Israel has so lost its bearings that its Central Elections Committee (CEC) has banned two currently sitting Arab parties, Balad and the United Arab List-Taal, from contesting the February election – a ruling that is likely to be overturned by the Supreme Court. (Chaim Oron, the Meretz party leader, has condemned this CEC decision and Meretz USA has similarly expressed its dismay.)
Describing the causes for the periodic outbursts of violence in the Arab-Israeli conflict are tricky, because one can almost always go back to a prior transgression or perceived offense by the other side. So it goes with Israel’s war against Hamas in the Gaza Strip.
After Israel withdrew all its settlements and soldiers from Gaza in 2005, the Bush administration decided to bring “democracy” to the Palestinians. It insisted on running a parliamentary election and allowing Hamas to compete.
As has been pointed out to us by Yossi Beilin, chairman of the Meretz party at the time, Hamas was not legally qualified to run because it had refused to meet the minimum requirements of the Oslo agreements still in effect from the 1990s: that it renounce violence and accept Israel’s existence. Oslo might have been a wedge to get Hamas to change its spots, to go along with all previous Israeli-Palestinian agreements and stop being a terrorist organization.
But the Bush State Department insisted on allowing Hamas to run as it was, assuming that it would not win. Surprise: Hamas won a plurality of votes with 44 percent to Fatah’s 42 percent and took power early in 2006.
Fatah lost primarily because of corruption; by contrast, Hamas is known for its financial integrity. Stupidly, Fatah also ran candidates against each other in multiple-representative constituency districts.
Later a coalition government was formed but Hamas seized control of Gaza violently in June of 2007. In the meantime, Hamas declared a truce but was still intermittently attacking Israel, or allowing other factions to attack Israel.
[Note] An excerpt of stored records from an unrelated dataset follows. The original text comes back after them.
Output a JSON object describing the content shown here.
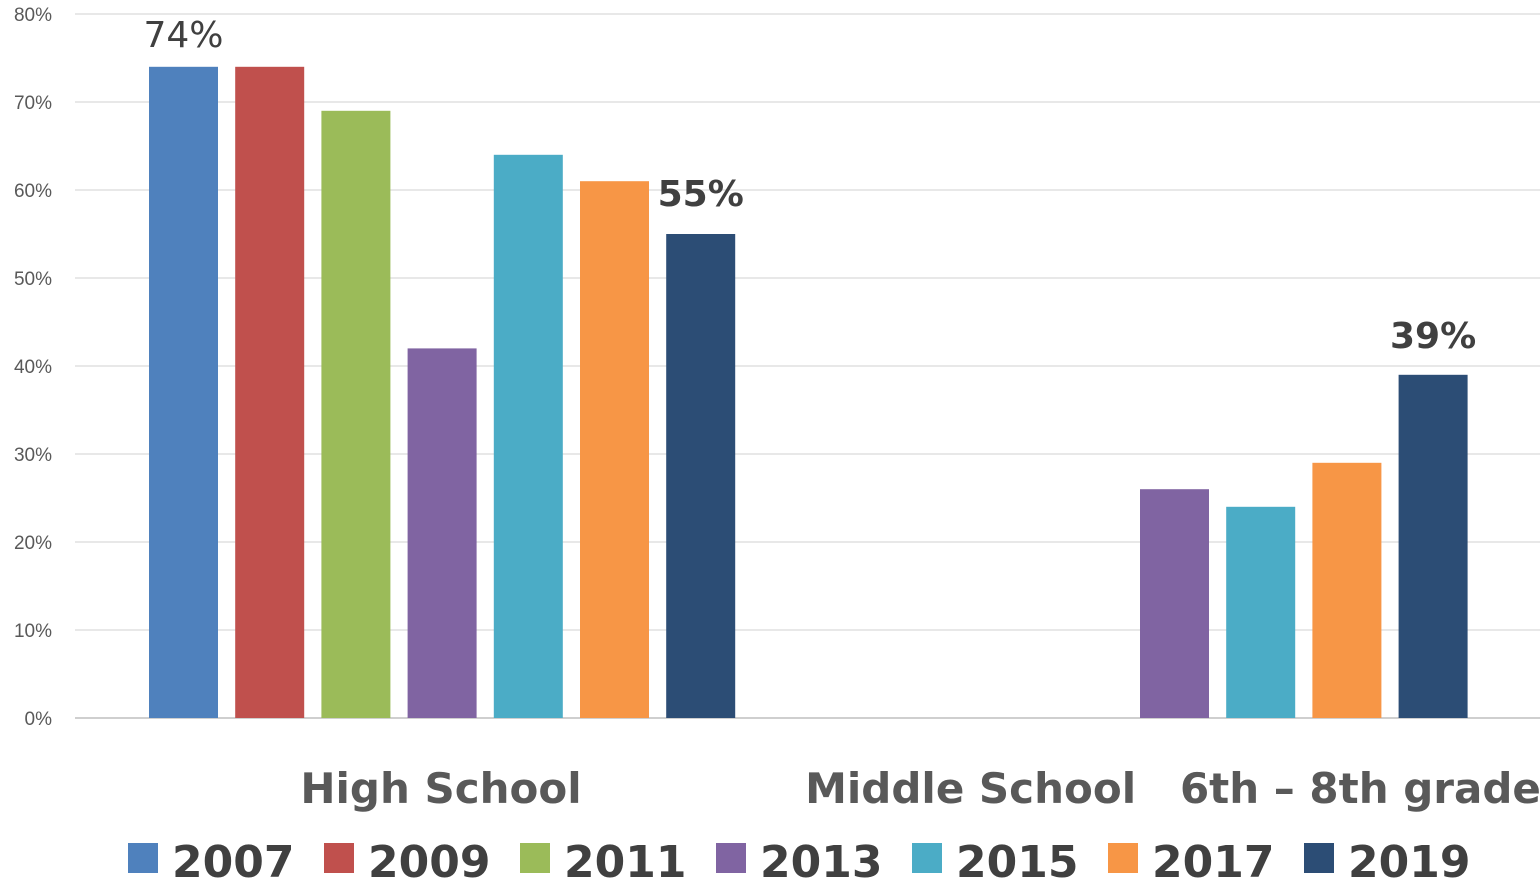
{
  "chart_data": {
    "type": "bar",
    "title": "",
    "xlabel": "",
    "ylabel": "",
    "ylim": [
      0,
      0.8
    ],
    "y_ticks": [
      "0%",
      "10%",
      "20%",
      "30%",
      "40%",
      "50%",
      "60%",
      "70%",
      "80%"
    ],
    "grid": true,
    "legend_position": "bottom",
    "categories": [
      "High School",
      "Middle School   6th – 8th grade"
    ],
    "series": [
      {
        "name": "2007",
        "color": "#4f81bd",
        "values": [
          0.74,
          null
        ],
        "labels": [
          "74%",
          null
        ]
      },
      {
        "name": "2009",
        "color": "#c0504d",
        "values": [
          0.74,
          null
        ],
        "labels": [
          null,
          null
        ]
      },
      {
        "name": "2011",
        "color": "#9bbb59",
        "values": [
          0.69,
          null
        ],
        "labels": [
          null,
          null
        ]
      },
      {
        "name": "2013",
        "color": "#8064a2",
        "values": [
          0.42,
          0.26
        ],
        "labels": [
          null,
          null
        ]
      },
      {
        "name": "2015",
        "color": "#4bacc6",
        "values": [
          0.64,
          0.24
        ],
        "labels": [
          null,
          null
        ]
      },
      {
        "name": "2017",
        "color": "#f79646",
        "values": [
          0.61,
          0.29
        ],
        "labels": [
          null,
          null
        ]
      },
      {
        "name": "2019",
        "color": "#2c4d75",
        "values": [
          0.55,
          0.39
        ],
        "labels": [
          "55%",
          "39%"
        ]
      }
    ]
  }
}
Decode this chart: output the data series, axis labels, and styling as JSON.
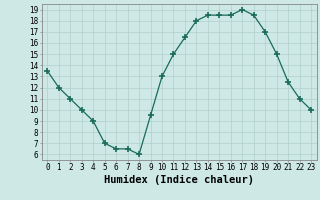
{
  "x": [
    0,
    1,
    2,
    3,
    4,
    5,
    6,
    7,
    8,
    9,
    10,
    11,
    12,
    13,
    14,
    15,
    16,
    17,
    18,
    19,
    20,
    21,
    22,
    23
  ],
  "y": [
    13.5,
    12.0,
    11.0,
    10.0,
    9.0,
    7.0,
    6.5,
    6.5,
    6.0,
    9.5,
    13.0,
    15.0,
    16.5,
    18.0,
    18.5,
    18.5,
    18.5,
    19.0,
    18.5,
    17.0,
    15.0,
    12.5,
    11.0,
    10.0
  ],
  "xlabel": "Humidex (Indice chaleur)",
  "line_color": "#1a6b5a",
  "marker": "+",
  "marker_size": 4,
  "bg_color": "#cde8e5",
  "grid_color": "#b0d0cc",
  "xlim": [
    -0.5,
    23.5
  ],
  "ylim": [
    5.5,
    19.5
  ],
  "yticks": [
    6,
    7,
    8,
    9,
    10,
    11,
    12,
    13,
    14,
    15,
    16,
    17,
    18,
    19
  ],
  "xticks": [
    0,
    1,
    2,
    3,
    4,
    5,
    6,
    7,
    8,
    9,
    10,
    11,
    12,
    13,
    14,
    15,
    16,
    17,
    18,
    19,
    20,
    21,
    22,
    23
  ],
  "tick_fontsize": 5.5,
  "xlabel_fontsize": 7.5
}
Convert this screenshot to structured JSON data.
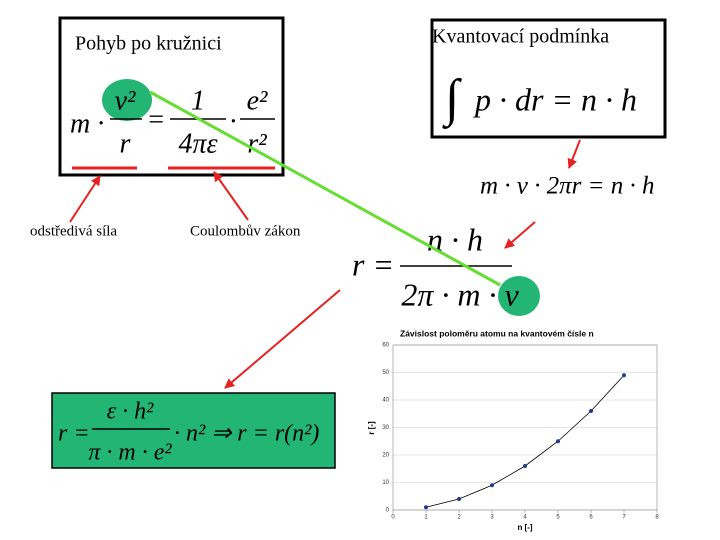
{
  "left_box": {
    "title": "Pohyb po kružnici",
    "formula": [
      "m ·",
      "v²",
      "r",
      "=",
      "1",
      "4πε",
      "·",
      "e²",
      "r²"
    ]
  },
  "labels": [
    "odstředivá síla",
    "Coulombův zákon"
  ],
  "right_box": {
    "title": "Kvantovací podmínka",
    "formula": [
      "∫",
      "p · dr = n · h"
    ]
  },
  "formula_mvr": "m · v · 2πr = n · h",
  "formula_r": [
    "r =",
    "n · h",
    "2π · m · v"
  ],
  "result_box": {
    "formula": [
      "r =",
      "ε · h²",
      "π · m · e²",
      "· n² ⇒ r = r(n²)"
    ]
  },
  "chart_data": {
    "type": "line",
    "title": "Závislost poloměru atomu na kvantovém čísle n",
    "xlabel": "n [-]",
    "ylabel": "r [-]",
    "x": [
      1,
      2,
      3,
      4,
      5,
      6,
      7
    ],
    "series": [
      {
        "color": "#1f3a93",
        "values": [
          1,
          4,
          9,
          16,
          25,
          36,
          49
        ]
      }
    ],
    "xlim": [
      0,
      8
    ],
    "ylim": [
      0,
      60
    ],
    "xticks": [
      0,
      1,
      2,
      3,
      4,
      5,
      6,
      7,
      8
    ],
    "yticks": [
      0,
      10,
      20,
      30,
      40,
      50,
      60
    ],
    "grid": true
  }
}
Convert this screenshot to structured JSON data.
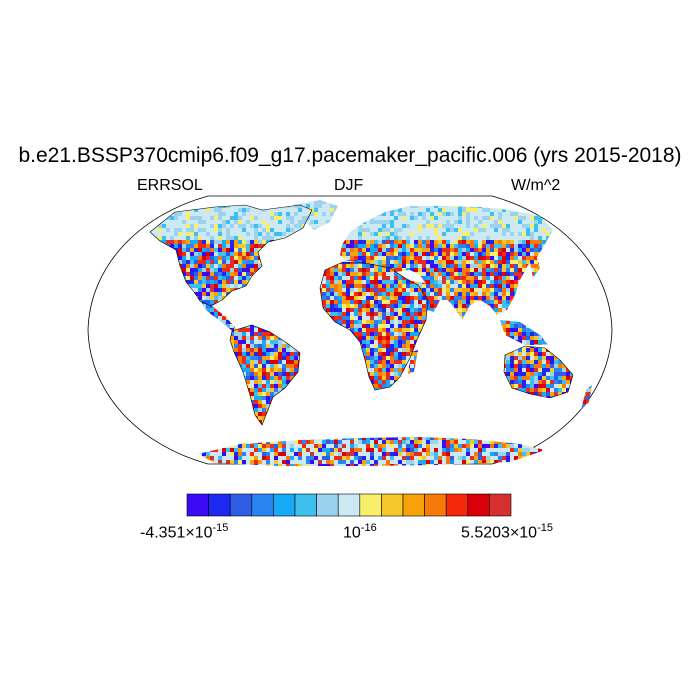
{
  "title": "b.e21.BSSP370cmip6.f09_g17.pacemaker_pacific.006 (yrs 2015-2018)",
  "left_label": "ERRSOL",
  "center_label": "DJF",
  "right_label": "W/m^2",
  "projection": "Robinson",
  "colorbar": {
    "colors": [
      "#3a0bf2",
      "#1f28f0",
      "#2f5ee6",
      "#2a84f2",
      "#19aaf7",
      "#3dc0f0",
      "#9bd3ef",
      "#cce8f3",
      "#f8ee6c",
      "#f6c72a",
      "#f7a208",
      "#f57a0a",
      "#f5280c",
      "#da0009",
      "#d63030"
    ],
    "min_mantissa": "-4.351",
    "mid_base": "10",
    "mid_exp": "-16",
    "max_mantissa": "5.5203",
    "times_base": "×10",
    "exp_main": "-15"
  }
}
A coalition of terror groups, including Hamas, captured one IDF soldier, while killing two others, in a cross-border raid in June of 2006; this one soldier, Gilad Shalit, is still their prisoner. The IDF rampaged through Gaza in the summer of 2006, killing several hundred Palestinians to no avail (a veritable second front to the main event against Hezbollah at that time).
Egypt mediated a six month cease-fire agreement last June, which expired on Dec. 19. It was mostly observed by both sides (with some exceptions) until Israel destroyed a tunnel which was assumed to be prepared for another cross-border raid to take more Israelis captive. A few armed Palestinians were killed in this incident and Hamas resumed fire on Israeli towns near the border as a result.
A very real Israeli security concern is that the Hamas missiles or rockets are improving in range. They are no longer just “homemade.” Towns further away from Gaza have been hit; the fear is that they may soon be able to target Tel Aviv. There is an elaborate network of tunnels used to smuggle in arms, missiles, drugs, medicines and consumer goods from Egypt. It is this network of tunnels that is a legitimate target for Israel and must be a prime focus of international diplomacy.
At the same time, ever since Hamas took power in the elections of 2006, there has been an international economic blockade. Vital humanitarian supplies are supposed to get in, but they have been doing so only intermittently (sometimes Israel closes border crossings in response to attacks). As a result, the Gazan economy (piss poor to begin with) has been basically destroyed. But what the blockade is supposed to achieve is to force Hamas to renounce violence and accept the principle of a negotiated peace with Israel. This Hamas refuses to do.
It is believed that Hamas declared an end to the cease-fire and has escalated rocket attacks as a “negotiating” tactic to get the economic blockade lifted – without agreeing to peaceful coexistence .
Israel is not wrong to react militarily. Yet, it is doubtful that an attack of this magnitude, in one of the world’s most overcrowded places, causing many civilian casualties, will be an effective way to bring Israel security. The human toll in Gaza, the cost to Israel’s image around the world and in rising hatred aimed even at random Jews in the Diaspora, all suggest that this operation is a huge mistake.
An added dimension to this situation is that Israel has its national elections on February 10. The current coalition government in Israel has three heads, two of whom (Foreign Minister Livni and Defense Minister Barak) are running against each other for prime minister. One result of this initially popular war is that Ehud Barak’s Labor party has benefitted substantially in the polls and the balance of power between the loosely-defined “left” bloc versus the right has moved to favor the left. The actual left, mainly the New Movement-Meretz electoral bloc, has lost some ground. But where the chips will fall on election day is anybody’s guess and will no doubt heavily reflect the state of public opinion on that day, about the Gaza war.